Il s'agissait de porter en toute hâte une mangeaille de choix au dieu de la guerre. Du temps de Romulus, il était encore interdit de goinfrer les dieux de viandes non préparées et insuffisamment amollies par la cuisson (madida), mais à partir de Tullius, on permit sans vergogne de leur offrir des plats mal cuisinés, tellement elle est glissante, la pente de la piété vers la négligence ou même l'irrespect. Mais, en l'espèce, il a fallu se précipiter à la table du dieu - il y avait urgence de lui apporter à manger.

Elargir le champ du regard sur l'inconscient religieux de la politique, c'est tenter d'approfondir la connaissance anthropologique de l'histoire à l'école d'une interprétation rationnelle de l'évolution de notre cerveau; mais c'est également armer les Etats de l'assise d'un décryptage psychobiologique du meurtre originel dont le sacrifice de l'autel se présente en témoin universel. Car quelques siècles seulement plus tard, on n'offrait plus de la chair crue ou cuite à point au Dieu des chrétiens ; mais, de nos jours encore, le créateur du cosmos hume le parfum d'une chair et d'un sang agréables à ses narines devenues délicates. Que penser d'un sacrifice rendu exclusivement olfactif et qualifié de "bonne odeur" par ses théologiens, que penser d'une idole privée de proies à dévorer à belles dents?

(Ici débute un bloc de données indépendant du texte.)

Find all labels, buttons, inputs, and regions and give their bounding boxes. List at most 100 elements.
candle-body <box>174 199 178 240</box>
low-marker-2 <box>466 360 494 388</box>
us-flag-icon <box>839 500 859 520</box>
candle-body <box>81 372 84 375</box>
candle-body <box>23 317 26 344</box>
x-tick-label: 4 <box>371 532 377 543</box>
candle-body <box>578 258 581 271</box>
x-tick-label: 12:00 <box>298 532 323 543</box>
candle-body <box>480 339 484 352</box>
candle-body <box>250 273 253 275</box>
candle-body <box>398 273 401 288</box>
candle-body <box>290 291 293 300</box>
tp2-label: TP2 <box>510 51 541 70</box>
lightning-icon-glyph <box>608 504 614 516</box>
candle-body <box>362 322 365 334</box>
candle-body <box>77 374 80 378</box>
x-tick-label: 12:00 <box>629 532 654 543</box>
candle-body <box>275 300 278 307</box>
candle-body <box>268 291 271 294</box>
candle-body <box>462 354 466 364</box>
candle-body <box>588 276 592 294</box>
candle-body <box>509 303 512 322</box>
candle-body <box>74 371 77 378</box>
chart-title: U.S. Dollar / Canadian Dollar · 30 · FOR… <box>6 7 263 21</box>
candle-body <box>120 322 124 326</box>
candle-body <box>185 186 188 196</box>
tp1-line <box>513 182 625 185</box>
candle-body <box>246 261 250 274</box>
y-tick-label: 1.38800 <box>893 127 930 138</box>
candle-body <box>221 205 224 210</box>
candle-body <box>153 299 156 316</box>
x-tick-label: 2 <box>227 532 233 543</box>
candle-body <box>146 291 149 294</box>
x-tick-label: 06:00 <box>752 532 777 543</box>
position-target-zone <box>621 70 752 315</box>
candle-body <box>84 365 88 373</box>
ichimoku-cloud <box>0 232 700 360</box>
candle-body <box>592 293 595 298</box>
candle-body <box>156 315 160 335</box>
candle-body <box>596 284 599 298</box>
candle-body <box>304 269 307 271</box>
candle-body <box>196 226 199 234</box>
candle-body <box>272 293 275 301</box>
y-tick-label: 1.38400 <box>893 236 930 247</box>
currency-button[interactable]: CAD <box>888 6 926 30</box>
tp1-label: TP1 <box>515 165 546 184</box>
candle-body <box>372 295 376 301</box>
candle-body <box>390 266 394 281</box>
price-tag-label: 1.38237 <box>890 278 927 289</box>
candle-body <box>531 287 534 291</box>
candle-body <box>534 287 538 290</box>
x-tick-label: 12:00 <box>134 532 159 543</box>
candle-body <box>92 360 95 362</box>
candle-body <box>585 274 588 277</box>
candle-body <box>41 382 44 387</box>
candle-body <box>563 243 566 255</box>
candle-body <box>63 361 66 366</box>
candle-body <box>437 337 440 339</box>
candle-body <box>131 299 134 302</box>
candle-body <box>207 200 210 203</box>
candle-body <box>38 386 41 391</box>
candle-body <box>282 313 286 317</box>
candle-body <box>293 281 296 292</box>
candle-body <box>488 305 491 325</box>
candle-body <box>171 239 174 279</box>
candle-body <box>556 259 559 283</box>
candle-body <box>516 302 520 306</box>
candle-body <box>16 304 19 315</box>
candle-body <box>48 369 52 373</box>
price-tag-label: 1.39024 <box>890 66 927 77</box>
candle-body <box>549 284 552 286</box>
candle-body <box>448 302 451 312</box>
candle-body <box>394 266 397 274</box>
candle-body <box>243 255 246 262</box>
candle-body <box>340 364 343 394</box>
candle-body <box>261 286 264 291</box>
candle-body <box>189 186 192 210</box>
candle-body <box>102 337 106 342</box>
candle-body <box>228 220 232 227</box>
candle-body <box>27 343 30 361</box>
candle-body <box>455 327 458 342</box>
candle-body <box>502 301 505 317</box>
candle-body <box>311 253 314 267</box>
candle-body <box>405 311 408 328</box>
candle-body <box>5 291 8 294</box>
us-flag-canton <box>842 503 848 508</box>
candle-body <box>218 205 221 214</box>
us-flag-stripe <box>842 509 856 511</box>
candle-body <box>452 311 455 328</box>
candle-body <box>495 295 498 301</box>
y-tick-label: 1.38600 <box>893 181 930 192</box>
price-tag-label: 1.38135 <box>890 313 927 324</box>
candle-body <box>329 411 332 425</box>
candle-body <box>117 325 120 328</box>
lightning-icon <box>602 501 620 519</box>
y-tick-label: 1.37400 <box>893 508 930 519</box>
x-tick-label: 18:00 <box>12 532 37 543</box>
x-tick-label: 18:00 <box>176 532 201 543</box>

Comment ne pas se demander si notre espèce appartient encore à la zoologie ou déjà à une espèce pensante, du moins à titre embryonnaire, comment ne pas déplacer résolument la frontière actuellement admise entre l'homme et l'animal, comment ne pas cesser de tracer une ligne de démarcation artificielle entre la bête et nous ? Ce n'est pas à partir de Prométhée, le voleur du feu de Zeus qu'Adam est apparu, mais à l'heure de la transgression cogitante qui place l'Octave de Suétone quelque part entre l'homme à venir et le chimpanzé. Observons le singe nu qui, encore de nos jours, porte des entrailles mal cuites (semicocta) au dieu Mars.